Hay un hombre en un castillo y ese hombre sabe cosas del pasado o del futuro o del presente que nadie más sabe. Ese hombre ve. Ese hombre ve más allá. Ese hombre ve más allá de las cosas. Ese hombre ve más allá de las cosas y los tiempos. Ese hombre ve más allá de él mismo. Ese hombre es un escritor. Es un creador. Es alguien que conspira.
El hombre en el castillo es una novela iluminadora de Philip K. Dick, que no está en el canon de las novelas. Es la novela con la que logró romper glaciares de convencionalismos. Es aburrida, pero ese también era su objetivo: hacer parecer normal la derrota. Es una novela sobre los derrotados. No solo sobre los derrotados, sobre lo que significa la derrota. La derrota es un infierno. La victoria también porque, en la guerra, siempre nace de un crimen.
Estados Unidos perdió la Segunda Guerra Mundial. Su territorio se fracturó en dos. Del lado del pacífico, los japoneses extendieron su imperio. Del lado del Atlántico, el tercer Reich despliega una sombra que podría durar más de mil años. Esa es la historia de la novela, lo que hubiera podido ser. Qué hubiera pasado si los aliados pierden la guerra, si Hitler hubiera vencido, si la bomba no hubiera caído en Iroshima sino en Washington. Terrible realidad alternativa que Dick imaginó rodeándola de un misterio y creando fisuras para que los habitantes de ese mundo pudieran asomarse a este para juzgar si era mejor o peor, para que quizás encontraran los destellos que guiarán una revolución necesaria. El hombre en el castillo tiene el mapa para encontrar estas fisuras.

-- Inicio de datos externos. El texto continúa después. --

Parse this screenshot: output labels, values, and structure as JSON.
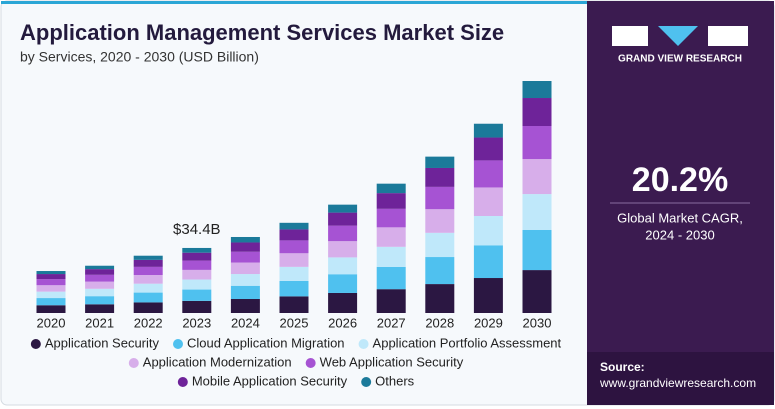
{
  "chart_data": {
    "type": "stacked_bar",
    "title": "Application Management Services Market Size",
    "subtitle": "by Services, 2020 - 2030 (USD Billion)",
    "annotation": "$34.4B",
    "categories": [
      "2020",
      "2021",
      "2022",
      "2023",
      "2024",
      "2025",
      "2026",
      "2027",
      "2028",
      "2029",
      "2030"
    ],
    "series": [
      {
        "name": "Application Security",
        "color": "#2b1742",
        "values": [
          4.1,
          4.6,
          5.6,
          6.4,
          7.4,
          8.8,
          10.6,
          12.6,
          15.3,
          18.5,
          22.7
        ]
      },
      {
        "name": "Cloud Application Migration",
        "color": "#4fc1ef",
        "values": [
          3.8,
          4.3,
          5.2,
          6.0,
          7.0,
          8.2,
          9.9,
          11.8,
          14.3,
          17.3,
          21.2
        ]
      },
      {
        "name": "Application Portfolio Assessment",
        "color": "#bfe8fa",
        "values": [
          3.4,
          3.9,
          4.7,
          5.3,
          6.2,
          7.4,
          8.9,
          10.6,
          12.8,
          15.5,
          19.0
        ]
      },
      {
        "name": "Application Modernization",
        "color": "#d7aeea",
        "values": [
          3.4,
          3.8,
          4.6,
          5.1,
          6.1,
          7.2,
          8.6,
          10.3,
          12.5,
          15.1,
          18.5
        ]
      },
      {
        "name": "Web Application Security",
        "color": "#a653d3",
        "values": [
          3.2,
          3.6,
          4.3,
          4.9,
          5.7,
          6.8,
          8.2,
          9.8,
          11.8,
          14.3,
          17.5
        ]
      },
      {
        "name": "Mobile Application Security",
        "color": "#6e2399",
        "values": [
          2.7,
          3.0,
          3.7,
          4.2,
          4.9,
          5.8,
          6.9,
          8.3,
          10.0,
          12.1,
          14.8
        ]
      },
      {
        "name": "Others",
        "color": "#1b7a9a",
        "values": [
          1.6,
          1.8,
          2.2,
          2.5,
          2.9,
          3.5,
          4.2,
          5.0,
          6.0,
          7.3,
          9.0
        ]
      }
    ]
  },
  "panel": {
    "brand": "GRAND VIEW RESEARCH",
    "cagr": "20.2%",
    "cagr_label_1": "Global Market CAGR,",
    "cagr_label_2": "2024 - 2030",
    "source_label": "Source:",
    "source_url": "www.grandviewresearch.com"
  }
}
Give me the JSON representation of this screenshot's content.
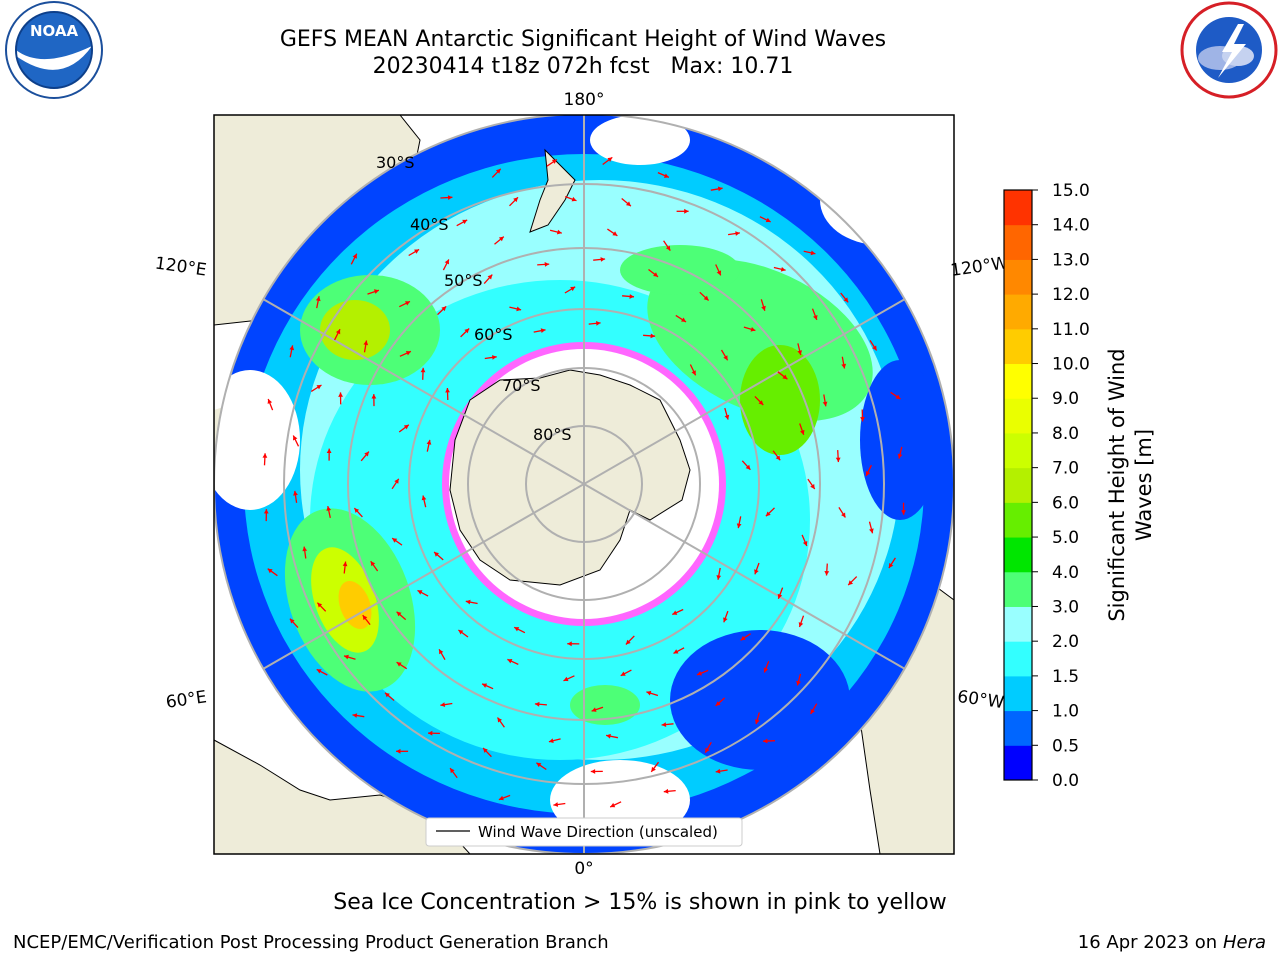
{
  "title": {
    "line1": "GEFS MEAN Antarctic Significant Height of Wind Waves",
    "line2": "20230414 t18z 072h fcst   Max: 10.71"
  },
  "logos": {
    "noaa": {
      "text": "NOAA",
      "icon": "noaa-logo-icon"
    },
    "nws": {
      "icon": "national-weather-service-logo-icon"
    }
  },
  "map": {
    "projection": "south-polar-stereographic",
    "longitude_labels": [
      "180°",
      "120°E",
      "120°W",
      "60°E",
      "60°W",
      "0°"
    ],
    "latitude_labels": [
      "30°S",
      "40°S",
      "50°S",
      "60°S",
      "70°S",
      "80°S"
    ],
    "legend_label": "Wind Wave Direction (unscaled)",
    "colors": {
      "land": "#eeecd9",
      "sea_ice": "#ff66ff",
      "vector": "#ff0000",
      "grid": "#b0b0b0"
    }
  },
  "colorbar": {
    "label_line1": "Significant Height of Wind",
    "label_line2": "Waves [m]",
    "ticks": [
      "0.0",
      "0.5",
      "1.0",
      "1.5",
      "2.0",
      "3.0",
      "4.0",
      "5.0",
      "6.0",
      "7.0",
      "8.0",
      "9.0",
      "10.0",
      "11.0",
      "12.0",
      "13.0",
      "14.0",
      "15.0"
    ],
    "colors": [
      "#0000ff",
      "#0066ff",
      "#00ccff",
      "#33ffff",
      "#99ffff",
      "#4dff77",
      "#00e600",
      "#66ee00",
      "#b4f000",
      "#ccff00",
      "#eaff00",
      "#ffff00",
      "#ffcc00",
      "#ffaa00",
      "#ff8800",
      "#ff6600",
      "#ff3300",
      "#ff0000"
    ]
  },
  "caption": "Sea Ice Concentration > 15% is shown in pink to yellow",
  "footer": {
    "left": "NCEP/EMC/Verification Post Processing Product Generation Branch",
    "right_date": "16 Apr 2023 on ",
    "right_host": "Hera"
  }
}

Basada en esta novela existe una serie en Amazon, lleva el mismo título, presenta la misma premisa y hace que la trama se desarrolle con variaciones en las que vemos una serie de personajes intentando encontrar un fulgor inicial que encienda la rebeldía. Los invasores ejercen una autoridad implacable, asesina. La ambientación es terrorífica. La arquitectura Nazi, su iconografía autoritaria, su majestuosidad imperial, su ausencia de alma, se ha extendido por un mundo que lo ha dado todo por perdido. Del lado japonés, el paisaje no es menos terrible. Aunque la cultura del invasor tiene candor, esa ocupación ejercida con violencia crea una atmósfera de miedo que hace imposible el entendimiento.
En la serie, la resistencia recolecta una serie de películas en 8 milímetros que muestra secuencias de esa otra realidad en la que Alemania pierde la guerra. Hitler, anciano y enfermo, las colecciona. Persigue a cualquiera que las tenga, elimina la posibilidad de que los demás despierten, pero siempre hay alguien que despierta, en cualquier bando, y aún cuando tenga las manos anegadas de sangre, levanta su voz para hacer despertar a otros. La belleza de esta serie reside en el ritmo lento en el que sucede ese despertar. Poco a poco la idea, o el sueño de una realidad distinta hace que se sumen miembros a la resistencia, esa hermosa palabra que se ejerce en secreto pero, a veces, atronadoramente.
Lo que nos dice en el fondo esta historia, tanto en el libro como en la serie, es que la imaginación es la clave para ganar revoluciones. La imaginación permite concebir otras realidades posibles y rasgar las cortinas que encubren la verdad. Y la manera en que la serie lo dice, las secuencias con las que muestra esta realidad indeseable, es pletórica de sutilezas: planos de ciudades presentados de soslayo como si nos paseáramos por una pesadilla, conspiraciones condenadas a deslizarse en el desastre y un elenco de protagonistas cuyas actuaciones parecen fundadas en la perplejidad que debe provocar el hecho de pertenecer a una realidad simulada que, si se mira bien, no tiene tantas diferencias con la que se empezó a simular después de que también, una bomba, un crimen, cayó sobre una ciudad poblada de inocentes.